For this reason, I was pleased to see that Senator John McCain gave a campaign speech on Wednesday in Michigan, in which he took the importance of the British and U.S. abolition of the trade as the jumping-off point for a focus on modern sex trafficking, child pornography, and other contemporary evils:
… the achievement of both countries in terminating the international slave trade and setting into motion the titanic and bloody struggle to close a shameful chapter in the history of our country [i.e., slavery itself] should be remembered as a turning point in mankind’s long and fitful progress toward a more just world.
However, it was disappointing to notice that McCain began this speech by mis-stating the year of the bicentennial: “Last year the world celebrated the 200th anniversary of the abolition of the British and American slave trade in 1807.” (The error appears in his prepared remarks, so this was not a simple mis-statement on the stump.)
In fact, as readers of this blog are aware, the U.S. Constitution prohibited Congress from abolishing the trade prior to the year 1808, and the legislation signed by Jefferson outlawed the trade as of January 1, 1808. McCain could have mean that the U.S. (or the world) celebrated the anniversary in 1807 of the legislation to abolish the U.S. trade, rather than the anniversary of abolition itself … but this did not, in fact, happen.

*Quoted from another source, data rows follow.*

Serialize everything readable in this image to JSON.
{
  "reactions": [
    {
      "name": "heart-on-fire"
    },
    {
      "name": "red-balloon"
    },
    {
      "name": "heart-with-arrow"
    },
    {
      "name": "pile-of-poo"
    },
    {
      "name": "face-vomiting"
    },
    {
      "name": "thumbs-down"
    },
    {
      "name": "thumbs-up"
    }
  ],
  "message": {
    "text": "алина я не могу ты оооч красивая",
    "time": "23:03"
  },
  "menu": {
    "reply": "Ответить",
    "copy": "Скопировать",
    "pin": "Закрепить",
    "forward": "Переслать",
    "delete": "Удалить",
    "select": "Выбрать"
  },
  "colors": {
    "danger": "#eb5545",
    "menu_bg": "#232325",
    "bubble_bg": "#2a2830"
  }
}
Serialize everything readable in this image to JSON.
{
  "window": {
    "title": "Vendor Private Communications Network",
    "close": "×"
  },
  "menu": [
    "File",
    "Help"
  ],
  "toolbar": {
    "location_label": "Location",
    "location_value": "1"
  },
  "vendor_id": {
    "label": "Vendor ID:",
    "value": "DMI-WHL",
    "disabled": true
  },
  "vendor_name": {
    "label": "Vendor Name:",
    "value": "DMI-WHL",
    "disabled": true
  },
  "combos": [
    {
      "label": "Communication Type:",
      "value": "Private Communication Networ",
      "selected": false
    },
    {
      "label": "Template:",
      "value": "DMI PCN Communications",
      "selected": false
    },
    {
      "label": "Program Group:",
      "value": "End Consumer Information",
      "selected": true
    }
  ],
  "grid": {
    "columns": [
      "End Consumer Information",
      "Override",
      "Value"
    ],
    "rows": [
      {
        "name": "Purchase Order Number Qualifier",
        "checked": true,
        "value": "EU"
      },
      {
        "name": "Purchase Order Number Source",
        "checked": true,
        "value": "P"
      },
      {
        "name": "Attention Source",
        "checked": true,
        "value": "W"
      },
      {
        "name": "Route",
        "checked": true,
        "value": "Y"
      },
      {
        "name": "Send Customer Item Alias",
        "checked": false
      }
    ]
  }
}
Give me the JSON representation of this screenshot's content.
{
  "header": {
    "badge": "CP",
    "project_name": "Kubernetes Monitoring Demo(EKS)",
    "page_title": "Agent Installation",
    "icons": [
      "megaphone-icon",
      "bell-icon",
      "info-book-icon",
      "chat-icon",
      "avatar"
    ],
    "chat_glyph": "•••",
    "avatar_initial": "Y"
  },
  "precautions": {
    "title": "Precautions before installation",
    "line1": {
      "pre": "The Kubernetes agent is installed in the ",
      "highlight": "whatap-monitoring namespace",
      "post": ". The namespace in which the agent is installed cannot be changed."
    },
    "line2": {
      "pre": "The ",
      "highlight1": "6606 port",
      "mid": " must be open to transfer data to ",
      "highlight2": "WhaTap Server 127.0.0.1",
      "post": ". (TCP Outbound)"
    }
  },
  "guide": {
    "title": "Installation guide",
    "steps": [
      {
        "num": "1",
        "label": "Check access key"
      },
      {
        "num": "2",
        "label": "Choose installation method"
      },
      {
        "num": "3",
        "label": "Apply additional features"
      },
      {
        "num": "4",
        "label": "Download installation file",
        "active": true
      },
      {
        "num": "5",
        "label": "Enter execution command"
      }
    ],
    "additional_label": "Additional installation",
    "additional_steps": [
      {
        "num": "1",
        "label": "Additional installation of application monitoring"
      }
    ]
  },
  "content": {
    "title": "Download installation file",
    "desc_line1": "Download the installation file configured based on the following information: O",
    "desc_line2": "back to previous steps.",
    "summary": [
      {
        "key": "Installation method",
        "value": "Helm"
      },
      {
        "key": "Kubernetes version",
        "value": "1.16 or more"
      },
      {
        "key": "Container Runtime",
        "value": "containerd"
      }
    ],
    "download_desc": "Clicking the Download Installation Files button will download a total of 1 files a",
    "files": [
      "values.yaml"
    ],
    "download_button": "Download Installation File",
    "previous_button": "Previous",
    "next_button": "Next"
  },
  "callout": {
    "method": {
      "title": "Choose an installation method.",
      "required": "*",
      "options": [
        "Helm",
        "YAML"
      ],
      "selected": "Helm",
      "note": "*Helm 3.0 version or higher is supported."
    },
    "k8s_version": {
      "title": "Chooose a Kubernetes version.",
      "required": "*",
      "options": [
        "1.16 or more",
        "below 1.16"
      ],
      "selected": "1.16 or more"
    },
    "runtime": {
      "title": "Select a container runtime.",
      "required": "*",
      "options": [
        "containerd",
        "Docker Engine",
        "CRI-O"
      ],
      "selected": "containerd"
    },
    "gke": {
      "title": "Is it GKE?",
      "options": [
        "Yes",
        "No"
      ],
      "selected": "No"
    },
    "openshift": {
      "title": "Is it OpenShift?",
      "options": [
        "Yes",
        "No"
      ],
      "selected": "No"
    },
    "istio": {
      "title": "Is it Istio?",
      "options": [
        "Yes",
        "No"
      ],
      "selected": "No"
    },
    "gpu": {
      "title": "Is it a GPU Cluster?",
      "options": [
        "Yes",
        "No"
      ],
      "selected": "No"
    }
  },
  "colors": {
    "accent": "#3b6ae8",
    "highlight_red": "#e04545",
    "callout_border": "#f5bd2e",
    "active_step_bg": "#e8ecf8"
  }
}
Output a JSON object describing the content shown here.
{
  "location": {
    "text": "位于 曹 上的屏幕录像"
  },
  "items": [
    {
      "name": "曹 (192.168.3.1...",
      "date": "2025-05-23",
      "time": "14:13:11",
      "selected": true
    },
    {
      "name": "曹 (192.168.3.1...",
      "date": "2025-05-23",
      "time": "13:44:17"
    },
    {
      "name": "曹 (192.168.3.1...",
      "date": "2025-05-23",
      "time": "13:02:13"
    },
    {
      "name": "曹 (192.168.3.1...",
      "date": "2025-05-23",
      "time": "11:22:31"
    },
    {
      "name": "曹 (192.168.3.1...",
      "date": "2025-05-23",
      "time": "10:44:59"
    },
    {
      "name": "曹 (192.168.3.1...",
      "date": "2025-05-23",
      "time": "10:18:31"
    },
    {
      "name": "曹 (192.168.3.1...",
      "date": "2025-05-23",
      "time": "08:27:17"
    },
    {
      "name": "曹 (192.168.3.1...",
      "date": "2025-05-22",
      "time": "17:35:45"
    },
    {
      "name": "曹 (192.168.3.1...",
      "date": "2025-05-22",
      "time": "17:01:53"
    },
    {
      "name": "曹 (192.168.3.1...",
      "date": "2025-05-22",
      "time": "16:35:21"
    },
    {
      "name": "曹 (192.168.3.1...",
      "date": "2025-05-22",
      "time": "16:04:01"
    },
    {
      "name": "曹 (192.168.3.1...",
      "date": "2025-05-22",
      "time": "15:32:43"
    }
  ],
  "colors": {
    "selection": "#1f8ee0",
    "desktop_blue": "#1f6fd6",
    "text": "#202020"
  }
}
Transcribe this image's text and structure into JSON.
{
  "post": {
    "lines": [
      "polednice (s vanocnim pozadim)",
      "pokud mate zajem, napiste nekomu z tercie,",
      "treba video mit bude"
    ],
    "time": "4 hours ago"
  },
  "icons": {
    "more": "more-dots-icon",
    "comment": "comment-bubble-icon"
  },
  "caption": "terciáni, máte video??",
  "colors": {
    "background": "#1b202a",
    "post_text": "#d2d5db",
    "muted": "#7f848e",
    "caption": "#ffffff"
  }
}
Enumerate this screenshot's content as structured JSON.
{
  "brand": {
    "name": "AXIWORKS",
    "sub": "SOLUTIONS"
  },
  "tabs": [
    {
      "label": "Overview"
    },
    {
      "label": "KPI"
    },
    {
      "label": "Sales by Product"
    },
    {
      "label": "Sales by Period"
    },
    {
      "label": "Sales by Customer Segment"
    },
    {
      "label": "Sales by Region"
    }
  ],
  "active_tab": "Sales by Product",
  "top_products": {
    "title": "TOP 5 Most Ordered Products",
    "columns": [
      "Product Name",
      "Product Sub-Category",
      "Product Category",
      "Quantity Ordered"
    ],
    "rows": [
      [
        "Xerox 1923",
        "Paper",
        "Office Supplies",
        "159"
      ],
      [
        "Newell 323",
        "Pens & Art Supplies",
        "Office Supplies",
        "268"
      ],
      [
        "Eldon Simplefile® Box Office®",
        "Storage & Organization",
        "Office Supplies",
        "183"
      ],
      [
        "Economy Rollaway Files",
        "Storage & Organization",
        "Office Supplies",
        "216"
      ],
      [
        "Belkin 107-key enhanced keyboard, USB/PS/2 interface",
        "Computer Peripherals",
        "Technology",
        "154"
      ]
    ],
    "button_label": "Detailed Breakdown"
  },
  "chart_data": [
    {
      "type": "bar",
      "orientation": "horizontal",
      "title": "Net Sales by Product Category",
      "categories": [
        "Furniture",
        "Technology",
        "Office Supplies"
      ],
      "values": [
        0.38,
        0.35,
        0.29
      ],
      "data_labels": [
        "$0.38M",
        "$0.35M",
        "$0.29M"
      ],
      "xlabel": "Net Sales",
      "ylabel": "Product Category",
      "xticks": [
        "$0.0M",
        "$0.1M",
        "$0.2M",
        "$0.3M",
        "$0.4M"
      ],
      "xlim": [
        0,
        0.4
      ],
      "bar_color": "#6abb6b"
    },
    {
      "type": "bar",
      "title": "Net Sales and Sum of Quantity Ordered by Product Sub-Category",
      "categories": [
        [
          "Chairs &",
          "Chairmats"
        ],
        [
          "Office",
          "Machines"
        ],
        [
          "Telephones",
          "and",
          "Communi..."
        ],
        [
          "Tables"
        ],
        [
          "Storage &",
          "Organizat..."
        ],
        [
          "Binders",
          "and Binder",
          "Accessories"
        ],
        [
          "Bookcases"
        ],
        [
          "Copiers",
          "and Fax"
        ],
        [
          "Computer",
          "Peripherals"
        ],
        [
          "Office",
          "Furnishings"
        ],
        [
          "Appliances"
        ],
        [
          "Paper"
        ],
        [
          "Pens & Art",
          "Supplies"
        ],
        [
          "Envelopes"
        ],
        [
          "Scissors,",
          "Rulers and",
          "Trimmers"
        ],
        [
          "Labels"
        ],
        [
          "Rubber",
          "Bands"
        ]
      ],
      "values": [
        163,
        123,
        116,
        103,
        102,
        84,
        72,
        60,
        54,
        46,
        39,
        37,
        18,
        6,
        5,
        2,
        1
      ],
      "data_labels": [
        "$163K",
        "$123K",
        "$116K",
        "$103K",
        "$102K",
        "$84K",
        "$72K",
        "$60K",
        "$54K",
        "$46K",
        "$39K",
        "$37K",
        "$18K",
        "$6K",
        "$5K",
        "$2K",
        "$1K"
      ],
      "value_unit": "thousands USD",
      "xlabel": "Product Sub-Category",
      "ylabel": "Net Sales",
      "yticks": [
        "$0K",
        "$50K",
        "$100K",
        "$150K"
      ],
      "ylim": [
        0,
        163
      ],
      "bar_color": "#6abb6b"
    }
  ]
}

More importantly, the U.K. did commemorate the bicentennial of their abolition last year, with public events, school programs, and £20 million ($40 million) in funding. Congress passed legislation to commemorate the U.S. anniversary in 2008, rather than 2007 … but the Senate stripped the authorization of funding from the measure. If Senator McCain believes so strongly in the importance of the bicentennial for both its historic relevance and its lessons for today, perhaps he should have leaned on his colleagues to provide funding comparable to last year’s effort in Britain, or at least have used his campaign pulpit to call on Americans to do more to commemorate the occasion this year.